Before the main procedure, Aszmann had to transplant leg muscle in the patients’ arms in order that the signal could be boosted from the rest of the nerve fibres. They were asked to train their brains once those nerves grew into muscle. This would often involve activating the muscle with the help of an armband sporting sensors to detect electrical activity. They went one step ahead and began to control a virtual arm before the arms were amputated and replaced with standard prosthesis.

The patients can now partake in activities such as do up buttons, pour water and pick a ball and throw it. They were also able to score 65/100 (previously 9/100) in an official limb function test after the surgery. This idea was only practically possible because of prosthetic hands having their own source of power. The patients would plug the prosthetics to charge each night for the next day’s use. Once they have power, it’s all upto the nerves to transmit signals to the electrically charged prosthetic.
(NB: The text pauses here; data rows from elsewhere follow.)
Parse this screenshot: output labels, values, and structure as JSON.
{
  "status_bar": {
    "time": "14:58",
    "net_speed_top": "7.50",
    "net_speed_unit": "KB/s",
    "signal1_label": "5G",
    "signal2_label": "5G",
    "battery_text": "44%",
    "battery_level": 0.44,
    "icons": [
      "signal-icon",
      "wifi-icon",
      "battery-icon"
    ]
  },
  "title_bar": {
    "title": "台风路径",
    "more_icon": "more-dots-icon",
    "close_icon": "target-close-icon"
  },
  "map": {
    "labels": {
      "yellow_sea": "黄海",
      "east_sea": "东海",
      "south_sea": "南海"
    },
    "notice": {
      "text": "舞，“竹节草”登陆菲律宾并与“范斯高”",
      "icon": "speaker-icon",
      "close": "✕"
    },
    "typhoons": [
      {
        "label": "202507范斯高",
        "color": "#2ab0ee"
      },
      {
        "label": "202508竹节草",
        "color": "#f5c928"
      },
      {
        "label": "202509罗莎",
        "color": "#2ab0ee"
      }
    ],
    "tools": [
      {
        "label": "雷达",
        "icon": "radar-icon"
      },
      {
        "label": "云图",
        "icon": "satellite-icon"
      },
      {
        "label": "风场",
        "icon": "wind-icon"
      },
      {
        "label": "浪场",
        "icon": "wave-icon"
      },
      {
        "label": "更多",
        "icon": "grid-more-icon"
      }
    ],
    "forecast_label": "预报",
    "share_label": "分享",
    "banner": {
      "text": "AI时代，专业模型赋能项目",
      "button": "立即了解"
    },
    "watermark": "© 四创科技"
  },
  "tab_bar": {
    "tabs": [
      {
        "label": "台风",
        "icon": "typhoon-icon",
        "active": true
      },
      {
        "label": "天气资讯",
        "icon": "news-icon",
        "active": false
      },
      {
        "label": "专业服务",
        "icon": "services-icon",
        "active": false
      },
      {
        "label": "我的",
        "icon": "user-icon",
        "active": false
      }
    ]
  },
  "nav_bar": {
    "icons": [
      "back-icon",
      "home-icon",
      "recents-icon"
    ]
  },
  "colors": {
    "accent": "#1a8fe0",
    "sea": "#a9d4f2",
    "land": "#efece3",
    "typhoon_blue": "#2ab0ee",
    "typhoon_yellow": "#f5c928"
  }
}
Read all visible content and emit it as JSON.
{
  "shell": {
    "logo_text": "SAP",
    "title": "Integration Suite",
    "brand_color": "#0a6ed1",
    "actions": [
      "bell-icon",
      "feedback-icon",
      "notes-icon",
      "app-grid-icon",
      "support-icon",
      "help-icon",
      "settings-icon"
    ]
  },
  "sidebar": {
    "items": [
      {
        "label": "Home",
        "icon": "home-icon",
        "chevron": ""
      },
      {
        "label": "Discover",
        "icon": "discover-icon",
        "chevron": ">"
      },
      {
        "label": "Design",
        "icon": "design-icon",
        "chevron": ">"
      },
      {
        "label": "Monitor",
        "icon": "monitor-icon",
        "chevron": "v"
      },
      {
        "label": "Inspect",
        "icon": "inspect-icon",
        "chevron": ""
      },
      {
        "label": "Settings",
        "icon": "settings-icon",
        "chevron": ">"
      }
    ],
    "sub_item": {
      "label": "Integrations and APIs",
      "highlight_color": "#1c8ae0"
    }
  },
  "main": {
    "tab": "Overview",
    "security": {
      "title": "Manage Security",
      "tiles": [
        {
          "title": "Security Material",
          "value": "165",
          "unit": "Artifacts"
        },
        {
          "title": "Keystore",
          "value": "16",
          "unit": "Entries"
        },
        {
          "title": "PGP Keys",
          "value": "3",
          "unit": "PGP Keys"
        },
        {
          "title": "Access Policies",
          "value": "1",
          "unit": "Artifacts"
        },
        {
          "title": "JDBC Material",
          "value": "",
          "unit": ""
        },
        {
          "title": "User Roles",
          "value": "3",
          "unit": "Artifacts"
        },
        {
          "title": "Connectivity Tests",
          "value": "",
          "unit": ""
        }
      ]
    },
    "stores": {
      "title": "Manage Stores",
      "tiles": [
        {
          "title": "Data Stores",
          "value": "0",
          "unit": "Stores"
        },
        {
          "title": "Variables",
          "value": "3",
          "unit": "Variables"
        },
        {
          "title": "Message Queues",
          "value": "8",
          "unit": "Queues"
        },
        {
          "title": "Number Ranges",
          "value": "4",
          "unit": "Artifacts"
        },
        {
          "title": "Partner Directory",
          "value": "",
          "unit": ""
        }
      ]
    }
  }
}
On a limb test functions, scores for patients went from 9 to 65 out of 100, a remarkable improvement

Aszmann clarifies that the surgery does not grant the sense of touch. Since merely 10 percent of the 70,000 nerve fibres happen to be motor fibres, a severe accident such as this more often results in the loss of sense of touch.

It’s still appreciable that the men have many of their hand functions back, which is what most amputees yearn for. The team now plans on building a prosthetic that also allows transmission of information from the hand to the brain courtesy of implantable wireless technology.